On the campaign trail, then Donald Trump was approaching his willingness to use tariffs if elected to promote American interests. The idea behind tariffs is that by imposing them on some imports, it helps domestic manufacturers become more competitive in prices. Last week, Trump enacted a 10% tariff on certain items from China.
However, an analysis released in December from Liberty Street Economics, which publishes research from the Federal Reserve Bank of New York, shows that shares of public companies exposed to Trump’s Chinese tariffs in 2018 and 2019 were announced. It was also found to have been significantly worse. Companies that were not exposed. On average, these low-performing companies suffered a decline in profits, employment, sales and labor productivity from 2019 to 2021.
Nvidia does not import products from China, but the world’s second economy is one of the largest hardware buyers. Tensional trade ties between the US and China could risk billions of dollars in Nvidia’s quarterly sales.
Worse, the Biden administration has restricted Nvidia’s powerful AI chip exports to China for three consecutive years (2022-2024). While President Trump and former President Joe Biden have not looked much, protecting the interests of American AI is one of those rare shared points. It is unlikely that Trump or his administration will loosen restrictions surrounding AI-GPU exports to China.

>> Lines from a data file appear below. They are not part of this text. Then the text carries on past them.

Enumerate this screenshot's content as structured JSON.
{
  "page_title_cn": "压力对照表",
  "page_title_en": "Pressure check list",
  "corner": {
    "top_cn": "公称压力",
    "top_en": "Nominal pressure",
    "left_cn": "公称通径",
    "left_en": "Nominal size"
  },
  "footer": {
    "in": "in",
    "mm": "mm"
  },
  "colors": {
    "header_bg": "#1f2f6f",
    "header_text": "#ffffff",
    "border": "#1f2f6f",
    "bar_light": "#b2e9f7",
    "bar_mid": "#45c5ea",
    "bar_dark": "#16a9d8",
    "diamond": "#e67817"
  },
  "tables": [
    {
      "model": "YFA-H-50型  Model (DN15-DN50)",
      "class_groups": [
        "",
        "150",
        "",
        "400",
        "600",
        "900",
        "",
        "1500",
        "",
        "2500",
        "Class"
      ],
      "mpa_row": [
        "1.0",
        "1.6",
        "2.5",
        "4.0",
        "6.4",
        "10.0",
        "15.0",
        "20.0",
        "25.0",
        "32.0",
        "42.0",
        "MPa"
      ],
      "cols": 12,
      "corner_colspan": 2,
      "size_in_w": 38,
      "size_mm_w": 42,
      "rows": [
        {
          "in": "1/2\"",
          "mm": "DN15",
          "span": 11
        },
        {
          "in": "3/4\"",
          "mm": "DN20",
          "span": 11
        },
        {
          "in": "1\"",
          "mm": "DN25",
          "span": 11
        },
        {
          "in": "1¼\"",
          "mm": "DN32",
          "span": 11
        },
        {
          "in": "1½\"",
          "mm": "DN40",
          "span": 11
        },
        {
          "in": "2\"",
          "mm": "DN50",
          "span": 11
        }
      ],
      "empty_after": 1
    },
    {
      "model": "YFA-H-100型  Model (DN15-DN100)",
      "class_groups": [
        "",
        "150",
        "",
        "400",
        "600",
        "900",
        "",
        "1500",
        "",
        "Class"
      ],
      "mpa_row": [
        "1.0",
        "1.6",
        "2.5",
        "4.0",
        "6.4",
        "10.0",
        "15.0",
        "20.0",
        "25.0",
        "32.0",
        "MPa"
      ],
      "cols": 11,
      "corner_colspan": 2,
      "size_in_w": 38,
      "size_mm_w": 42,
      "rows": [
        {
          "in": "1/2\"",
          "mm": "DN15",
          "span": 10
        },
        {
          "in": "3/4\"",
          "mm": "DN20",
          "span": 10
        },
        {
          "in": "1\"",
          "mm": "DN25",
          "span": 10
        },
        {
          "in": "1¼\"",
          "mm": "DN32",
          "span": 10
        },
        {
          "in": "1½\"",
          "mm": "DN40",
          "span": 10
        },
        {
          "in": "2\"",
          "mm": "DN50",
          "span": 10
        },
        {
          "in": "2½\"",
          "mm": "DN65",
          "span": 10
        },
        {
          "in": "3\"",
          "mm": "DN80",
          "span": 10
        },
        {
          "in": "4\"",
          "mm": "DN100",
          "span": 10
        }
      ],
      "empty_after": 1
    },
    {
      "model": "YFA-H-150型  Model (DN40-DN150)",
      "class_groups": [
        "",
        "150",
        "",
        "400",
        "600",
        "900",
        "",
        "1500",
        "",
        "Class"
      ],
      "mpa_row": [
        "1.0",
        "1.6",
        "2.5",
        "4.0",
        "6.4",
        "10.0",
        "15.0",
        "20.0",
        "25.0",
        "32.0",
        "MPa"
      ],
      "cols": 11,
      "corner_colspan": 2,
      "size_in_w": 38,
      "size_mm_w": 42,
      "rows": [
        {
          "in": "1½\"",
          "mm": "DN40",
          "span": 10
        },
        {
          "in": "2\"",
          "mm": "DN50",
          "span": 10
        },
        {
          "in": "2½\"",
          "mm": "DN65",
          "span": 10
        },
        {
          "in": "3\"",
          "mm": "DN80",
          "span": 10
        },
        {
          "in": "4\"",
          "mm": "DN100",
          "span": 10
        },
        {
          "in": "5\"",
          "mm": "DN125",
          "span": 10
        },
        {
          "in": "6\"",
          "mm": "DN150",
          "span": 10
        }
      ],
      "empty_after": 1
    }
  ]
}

These restrictions are likely to be reflected in Nvidia’s outlook and could lead to careful commentary from its management team.
Historical precedent
After reporting the results of FY2025 on February 26th, the third and very specific reason why Nvidia shares are overwhelmed is a historic precedent. History has a perfect track record when it comes to innovations in the next Big, which is bad news for the face of the artificial intelligence movement.
One of Nvidia’s more common concerns is that all game-changing innovations over the course of 30 years, including the Internet, have passed bubble burning events. The bubble is because investors have the awful habit of overestimating how quickly new technology is adopted and gaining mainstream utilities. With AI, paper has many use cases, but most companies don’t have a clear blueprint to optimize their technology and significantly improve sales and profits from it.
If you have Nvidia’s silver lining, it is the company’s established business segment that is ahead of the AI revolution. If the proverb AI bubble bursts, Nvidia’s inventory is partially supported by GPU demand for games and cryptocurrency mining, as well as virtualization software demands.
Other historic battles Nvidia fights are against its expensive ratings. From June to July 2024, Nvidia shares surpassed the 40 price and sales (P/S) ratio. Nvidia has retreated its P/S ratio high last summer, but its inventory remains expensive, especially given the laundry list for the challenges mentioned above.
All Wall Street Analysts are hoping to attract Nvidia stocks in 2025, but the tables appear to be set to be underperforming.